Et, puisqu'ils ont payé hier, ils paieront demain. Le plan de financement de la sécurité sociale pour 2006 ne les épargne pas. Une fois de plus, les assurés sociaux seront mis à contribution, en remboursant de façon anticipée les prélèvements sur les revenus de leur plan d'épargne logement, en subissant un moindre remboursement s'ils ne font pas le choix du médecin traitant, en faisant les frais de la liberté tarifaire sauvage que pratiquent de plus en plus certains médecins, en encaissant une nouvelle hausse du forfait hospitalier, en endurant la mise en place d'une franchise de dix-huit euros pour les actes d'un montant supérieur à quatre-vingt-onze euros et en supportant la diminution du taux des indemnités journalières pour les arrêts maladie de plus de six mois.
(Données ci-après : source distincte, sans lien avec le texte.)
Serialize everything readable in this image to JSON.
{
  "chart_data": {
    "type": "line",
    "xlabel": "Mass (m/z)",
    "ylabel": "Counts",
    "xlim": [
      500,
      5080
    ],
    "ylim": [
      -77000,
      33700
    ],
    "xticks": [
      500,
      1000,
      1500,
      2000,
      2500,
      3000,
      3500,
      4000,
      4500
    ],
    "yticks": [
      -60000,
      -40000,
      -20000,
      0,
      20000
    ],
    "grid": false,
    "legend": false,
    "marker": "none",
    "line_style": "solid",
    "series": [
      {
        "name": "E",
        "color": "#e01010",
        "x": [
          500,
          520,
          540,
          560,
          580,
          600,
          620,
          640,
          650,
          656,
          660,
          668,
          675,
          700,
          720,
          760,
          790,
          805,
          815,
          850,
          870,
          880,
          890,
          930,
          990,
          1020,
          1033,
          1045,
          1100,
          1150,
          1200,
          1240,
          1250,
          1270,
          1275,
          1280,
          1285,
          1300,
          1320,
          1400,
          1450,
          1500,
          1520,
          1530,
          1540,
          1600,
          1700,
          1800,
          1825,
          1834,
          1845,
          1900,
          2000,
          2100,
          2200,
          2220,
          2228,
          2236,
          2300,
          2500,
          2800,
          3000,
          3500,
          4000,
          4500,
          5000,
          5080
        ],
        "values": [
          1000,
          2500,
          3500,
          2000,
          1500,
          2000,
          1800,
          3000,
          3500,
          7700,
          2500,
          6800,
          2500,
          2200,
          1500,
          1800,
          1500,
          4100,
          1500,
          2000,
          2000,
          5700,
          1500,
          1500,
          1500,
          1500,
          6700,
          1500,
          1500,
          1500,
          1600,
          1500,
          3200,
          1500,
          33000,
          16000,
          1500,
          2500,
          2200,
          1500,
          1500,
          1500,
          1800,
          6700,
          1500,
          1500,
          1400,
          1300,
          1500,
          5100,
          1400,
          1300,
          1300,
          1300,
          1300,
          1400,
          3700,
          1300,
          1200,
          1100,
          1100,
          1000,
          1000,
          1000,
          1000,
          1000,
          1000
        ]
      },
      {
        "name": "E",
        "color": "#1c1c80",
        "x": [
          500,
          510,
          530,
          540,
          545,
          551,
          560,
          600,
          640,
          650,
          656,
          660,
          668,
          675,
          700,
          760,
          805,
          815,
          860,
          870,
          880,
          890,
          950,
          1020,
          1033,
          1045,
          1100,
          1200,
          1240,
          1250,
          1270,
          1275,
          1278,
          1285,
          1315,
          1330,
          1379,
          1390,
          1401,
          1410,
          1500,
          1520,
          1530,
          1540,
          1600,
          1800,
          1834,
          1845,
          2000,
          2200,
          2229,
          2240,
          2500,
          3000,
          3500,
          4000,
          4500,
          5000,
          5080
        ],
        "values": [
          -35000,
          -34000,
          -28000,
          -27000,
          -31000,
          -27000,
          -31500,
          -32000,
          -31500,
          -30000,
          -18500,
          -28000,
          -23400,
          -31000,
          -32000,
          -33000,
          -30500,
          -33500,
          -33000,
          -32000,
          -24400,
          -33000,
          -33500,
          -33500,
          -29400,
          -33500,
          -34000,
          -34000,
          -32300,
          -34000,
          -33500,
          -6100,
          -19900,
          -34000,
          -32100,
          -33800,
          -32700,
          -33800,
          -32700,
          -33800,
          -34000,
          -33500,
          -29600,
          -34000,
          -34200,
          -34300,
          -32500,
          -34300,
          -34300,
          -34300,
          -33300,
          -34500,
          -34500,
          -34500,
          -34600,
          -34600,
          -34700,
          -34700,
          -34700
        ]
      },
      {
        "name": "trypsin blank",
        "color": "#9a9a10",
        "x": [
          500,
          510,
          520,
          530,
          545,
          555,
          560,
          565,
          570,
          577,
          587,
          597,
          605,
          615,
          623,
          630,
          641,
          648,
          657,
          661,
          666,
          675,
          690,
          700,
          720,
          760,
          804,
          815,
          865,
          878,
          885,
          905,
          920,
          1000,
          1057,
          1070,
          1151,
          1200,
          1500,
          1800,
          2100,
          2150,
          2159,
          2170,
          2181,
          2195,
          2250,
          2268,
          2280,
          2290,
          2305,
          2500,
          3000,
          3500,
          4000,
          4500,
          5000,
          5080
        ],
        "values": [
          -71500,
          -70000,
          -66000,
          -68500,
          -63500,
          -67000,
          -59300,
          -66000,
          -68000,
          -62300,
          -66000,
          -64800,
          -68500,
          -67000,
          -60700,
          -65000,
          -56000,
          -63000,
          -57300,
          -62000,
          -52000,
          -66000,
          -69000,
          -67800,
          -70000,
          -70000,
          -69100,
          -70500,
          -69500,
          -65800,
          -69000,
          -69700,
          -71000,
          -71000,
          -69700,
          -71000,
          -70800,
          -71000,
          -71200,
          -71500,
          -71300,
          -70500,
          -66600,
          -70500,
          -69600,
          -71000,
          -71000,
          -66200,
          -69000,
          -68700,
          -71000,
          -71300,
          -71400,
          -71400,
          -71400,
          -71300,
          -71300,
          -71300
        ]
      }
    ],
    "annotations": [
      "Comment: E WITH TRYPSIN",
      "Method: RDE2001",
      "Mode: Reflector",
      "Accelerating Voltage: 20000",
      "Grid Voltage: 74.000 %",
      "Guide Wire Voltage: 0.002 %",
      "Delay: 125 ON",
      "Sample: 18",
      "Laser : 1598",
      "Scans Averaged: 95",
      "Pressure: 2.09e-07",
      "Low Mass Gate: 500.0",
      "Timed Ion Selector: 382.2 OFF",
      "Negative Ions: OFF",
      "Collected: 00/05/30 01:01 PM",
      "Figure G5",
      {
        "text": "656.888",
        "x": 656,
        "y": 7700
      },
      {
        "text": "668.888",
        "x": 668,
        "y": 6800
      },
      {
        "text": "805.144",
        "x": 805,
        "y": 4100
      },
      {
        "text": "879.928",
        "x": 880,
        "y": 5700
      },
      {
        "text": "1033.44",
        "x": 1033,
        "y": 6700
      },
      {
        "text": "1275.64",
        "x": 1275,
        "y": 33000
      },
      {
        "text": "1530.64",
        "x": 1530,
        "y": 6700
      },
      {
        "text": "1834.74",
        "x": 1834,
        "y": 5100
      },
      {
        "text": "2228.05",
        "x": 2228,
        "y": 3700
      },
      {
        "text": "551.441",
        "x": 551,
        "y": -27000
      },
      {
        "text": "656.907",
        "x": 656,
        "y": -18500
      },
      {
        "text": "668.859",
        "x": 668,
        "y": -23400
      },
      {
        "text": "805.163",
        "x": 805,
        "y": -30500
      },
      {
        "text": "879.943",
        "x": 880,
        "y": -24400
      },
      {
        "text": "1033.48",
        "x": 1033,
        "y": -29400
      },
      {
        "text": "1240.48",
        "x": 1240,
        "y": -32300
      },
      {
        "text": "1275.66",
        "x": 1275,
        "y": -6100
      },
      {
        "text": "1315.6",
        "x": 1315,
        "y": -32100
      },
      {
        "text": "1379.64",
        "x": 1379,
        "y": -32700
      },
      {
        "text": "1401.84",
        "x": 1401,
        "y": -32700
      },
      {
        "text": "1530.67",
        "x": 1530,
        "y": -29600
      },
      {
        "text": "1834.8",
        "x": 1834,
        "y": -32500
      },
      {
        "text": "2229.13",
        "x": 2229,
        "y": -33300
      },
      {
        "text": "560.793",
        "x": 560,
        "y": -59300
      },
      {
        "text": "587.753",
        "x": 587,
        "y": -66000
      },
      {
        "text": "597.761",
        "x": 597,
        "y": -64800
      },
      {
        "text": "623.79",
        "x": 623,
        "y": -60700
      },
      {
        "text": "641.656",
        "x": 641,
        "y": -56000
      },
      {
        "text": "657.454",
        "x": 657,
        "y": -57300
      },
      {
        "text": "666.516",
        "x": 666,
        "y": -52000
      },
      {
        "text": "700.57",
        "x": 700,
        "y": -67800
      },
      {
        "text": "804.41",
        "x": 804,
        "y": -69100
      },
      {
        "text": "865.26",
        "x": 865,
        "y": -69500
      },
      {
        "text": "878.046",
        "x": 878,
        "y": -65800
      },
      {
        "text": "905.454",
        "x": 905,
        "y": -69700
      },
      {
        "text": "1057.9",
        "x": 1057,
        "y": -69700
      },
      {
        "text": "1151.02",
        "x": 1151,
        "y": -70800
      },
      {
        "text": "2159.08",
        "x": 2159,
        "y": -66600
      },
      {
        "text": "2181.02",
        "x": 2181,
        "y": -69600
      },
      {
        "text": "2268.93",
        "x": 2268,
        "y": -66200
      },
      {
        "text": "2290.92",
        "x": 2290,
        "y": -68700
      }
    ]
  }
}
Ainsi, pendant que les médecins et les laboratoires voient leurs marges progresser, les assurés sociaux voient, eux, augmenter leurs cotisations, tandis que s'amenuise leur prise en charge. C'est une situation d'autant plus injuste qu'ils sont déjà, en tant que citoyens, victimes de l'échec global de la politique du Gouvernement.

En effet, les recettes de l'assurance maladie, assises essentiellement sur les revenus du travail, dépendent du dynamisme économique de notre pays. Or, croissance en berne et emploi en panne étant devenus les fondamentaux de votre politique, les Français ont droit à la double peine : une vie quotidienne de plus en plus difficile et une protection sociale réduite, des contributions en hausse et la culpabilisation en prime.

Pis encore, le financement de l'assurance maladie, en s'appuyant essentiellement sur les assurés sociaux, ne permet pas de s'attaquer à la réforme nécessaire de notre système de santé et met à mal certains fondements essentiels de notre pacte social.

Selon les principes de 1945, notre système d'assurance maladie doit atteindre trois objectifs : permettre l'accès de tous à des soins de qualité, avoir un haut niveau de prise en charge des dépenses de santé et assurer un financement pérenne fondé sur la solidarité.

Le rôle de l'assurance maladie, vue trop souvent comme un simple organisme payeur, ne se limite pourtant pas aux remboursements, il est également qualitatif.

Parce que l'égal accès aux soins est un droit, l'assurance maladie organise le système de soins, assure le contrôle des actes, a un rôle en matière de formation et d'information des personnels de santé comme des assurés et fixe également l'allocation budgétaire des hôpitaux. Or, malgré la réforme d'août 2004, non seulement le déficit de l'assurance maladie n'est pas maîtrisé, mais les inégalités dans l'accès aux soins ne cessent de croître, certains territoires deviennent des déserts médicaux et l'hôpital public est en crise.

On est en train de passer d'un système où chacun contribue selon ses moyens et reçoit selon ses besoins, à un système où seuls ceux qui auront les moyens auront accès à des soins de qualité, tandis que les autres ne bénéficieront bientôt plus que d'une protection minimale.